The forward screen in Kron's mind now formed a black bordered, schematic box around the road and provided him with driving information. " Some kind of transformation has taken place ..." He smiled broadly in the mirror. His teeth were smaller and whiter. " This is incredible! Who am I?"

" If you don't know who you are, I sure as hell don't know who you are. Good bye, Kokomo."

" No, Randy Kron," he said as the line went dead. The screen detailed the closing distance to the eighteen wheeler in front of him. He tapped the brake. Again the diagram of Eddie's position materialized on his readout screen. " I wonder how far this guy is from me."

Kron's own position blinked blue. The white digits indicated he was only four miles away from Eddie. He and sped up Interstate 45's ramp. When he thought about Eddie, a picture of a dark eyed thin faced man with black greasy hair came into focus. Eddie Conover was forty-one years old, had been a private investigator for eleven years and left Chicago after high school. Five other pages listed everything about the guy down to his school grades. " Wow."

As he looked into his charged black eyes, an image of the fluffy, gray haired President Richardson filtered into his thoughts again. He shook his head. " Why am I thinking of the President?"

Red composite buttons formed on the screen, designating the President's activities for the day, a live feed from Richardson's speech in New York, and several articles alluding to the President's trip to Camden Bay next week. Kron chose not to open the files and the screen again scanned the thickening traffic flow on the highway. He again marveled at himself in the mirror. " Who are you, Randy Kron?"

2

The lime green sports car raced down the fast lane outside Braden Springs and the image zoomed closer when Kron tightened his eyes. He smiled when he saw Eddie's cigarette hanging from his mouth in the side mirror. Kron pushed the accelerator and watched the green screen digits count down the space between the vehicles. He concentrated and the line rang.

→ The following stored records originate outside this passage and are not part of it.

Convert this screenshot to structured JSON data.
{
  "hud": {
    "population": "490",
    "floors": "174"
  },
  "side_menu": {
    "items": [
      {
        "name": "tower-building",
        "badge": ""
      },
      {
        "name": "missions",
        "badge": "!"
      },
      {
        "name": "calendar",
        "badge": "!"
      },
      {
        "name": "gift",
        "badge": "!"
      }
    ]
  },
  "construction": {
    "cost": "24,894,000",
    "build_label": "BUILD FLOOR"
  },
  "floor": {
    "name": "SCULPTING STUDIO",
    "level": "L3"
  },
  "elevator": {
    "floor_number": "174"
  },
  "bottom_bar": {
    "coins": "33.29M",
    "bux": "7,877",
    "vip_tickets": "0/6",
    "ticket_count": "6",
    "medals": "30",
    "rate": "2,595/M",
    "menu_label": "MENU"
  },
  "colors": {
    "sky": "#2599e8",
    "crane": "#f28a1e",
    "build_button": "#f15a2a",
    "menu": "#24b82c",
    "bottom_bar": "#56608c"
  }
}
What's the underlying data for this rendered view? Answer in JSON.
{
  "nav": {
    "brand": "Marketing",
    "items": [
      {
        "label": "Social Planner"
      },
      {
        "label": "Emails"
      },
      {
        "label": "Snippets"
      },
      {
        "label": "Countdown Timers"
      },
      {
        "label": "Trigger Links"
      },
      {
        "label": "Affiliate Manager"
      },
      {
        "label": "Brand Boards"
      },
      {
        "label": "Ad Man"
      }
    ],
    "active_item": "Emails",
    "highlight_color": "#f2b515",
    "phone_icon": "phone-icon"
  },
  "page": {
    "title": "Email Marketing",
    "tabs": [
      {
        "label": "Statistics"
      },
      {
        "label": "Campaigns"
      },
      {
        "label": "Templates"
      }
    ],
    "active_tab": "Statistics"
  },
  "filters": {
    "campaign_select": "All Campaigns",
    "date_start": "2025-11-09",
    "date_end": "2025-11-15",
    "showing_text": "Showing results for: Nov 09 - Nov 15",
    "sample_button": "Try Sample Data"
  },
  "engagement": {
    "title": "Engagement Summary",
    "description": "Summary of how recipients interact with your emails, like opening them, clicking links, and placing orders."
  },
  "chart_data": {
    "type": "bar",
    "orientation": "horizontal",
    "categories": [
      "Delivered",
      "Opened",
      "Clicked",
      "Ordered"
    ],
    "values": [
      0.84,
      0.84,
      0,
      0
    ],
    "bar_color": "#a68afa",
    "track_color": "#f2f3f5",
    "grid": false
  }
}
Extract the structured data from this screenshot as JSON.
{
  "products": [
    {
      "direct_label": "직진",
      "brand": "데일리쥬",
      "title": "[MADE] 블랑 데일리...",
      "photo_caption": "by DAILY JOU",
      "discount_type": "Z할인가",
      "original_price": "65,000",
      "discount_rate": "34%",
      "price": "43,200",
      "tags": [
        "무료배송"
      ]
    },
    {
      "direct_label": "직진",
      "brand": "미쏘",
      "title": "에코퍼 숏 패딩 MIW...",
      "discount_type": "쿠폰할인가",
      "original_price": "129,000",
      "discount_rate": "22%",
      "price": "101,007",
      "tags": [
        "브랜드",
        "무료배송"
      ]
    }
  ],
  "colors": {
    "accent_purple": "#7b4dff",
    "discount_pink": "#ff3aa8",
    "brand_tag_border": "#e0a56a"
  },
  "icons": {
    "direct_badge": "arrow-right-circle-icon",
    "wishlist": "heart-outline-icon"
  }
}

Eddie reached under the dash and pulled out the white cell phone.

" Eddie Conover."

" Look in your mirror."

Eddie squinted over his shoulder. Kron pulled within ten feet of the car. " Hey, you turkey!"

" How are you able to call into my thoughts?"

" Thoughts? Whaddaya nuts?" Eddie looked at the phone. " Hey, this ain't my phone anyways."

" Who's phone is it?"

" I wuz at the doctor's office. Well, the clinic. See, I gut this hernia. Keeps actin' up." Kron nudged his bumper and Eddie swerved on the highway. " You're gonna get us killed, you dumb bastard!"

" Pull over."

" I need to get to Alpine Memorial."

" What?" asked Kron.

" The hospital, you dummy. My client was almost killed."

" Pull over, Eddie."

" Yes, sir." He saluted and whipped across the lanes without looking, just missing an accelerating pick up as he veered into the breakdown lane. Kron was cautious because of the traffic pattern on his forward screen. He slowed the van once a few cars had passed and gently followed the little car into the side lane. Eddie remained inside as if he were getting a speeding ticket.

Kron squeezed through the van's door frame. A warning buzzer sounded in his head and the screen alerted him to a truck approaching from behind at eighty-seven point nine miles per hour. Instinctively, he leaped upward, surprising himself as he rose fifty feet into the air. The rumbling truck and stream of air passed below and continued down the highway. He stared at Lake Van Buren's blue horizon and floated effortlessly back to the asphalt.

Eddie sprang from the car and pointed with his cigarette in hand.

" Heeby, heeby, heeby! How did you do that, Kron-man?"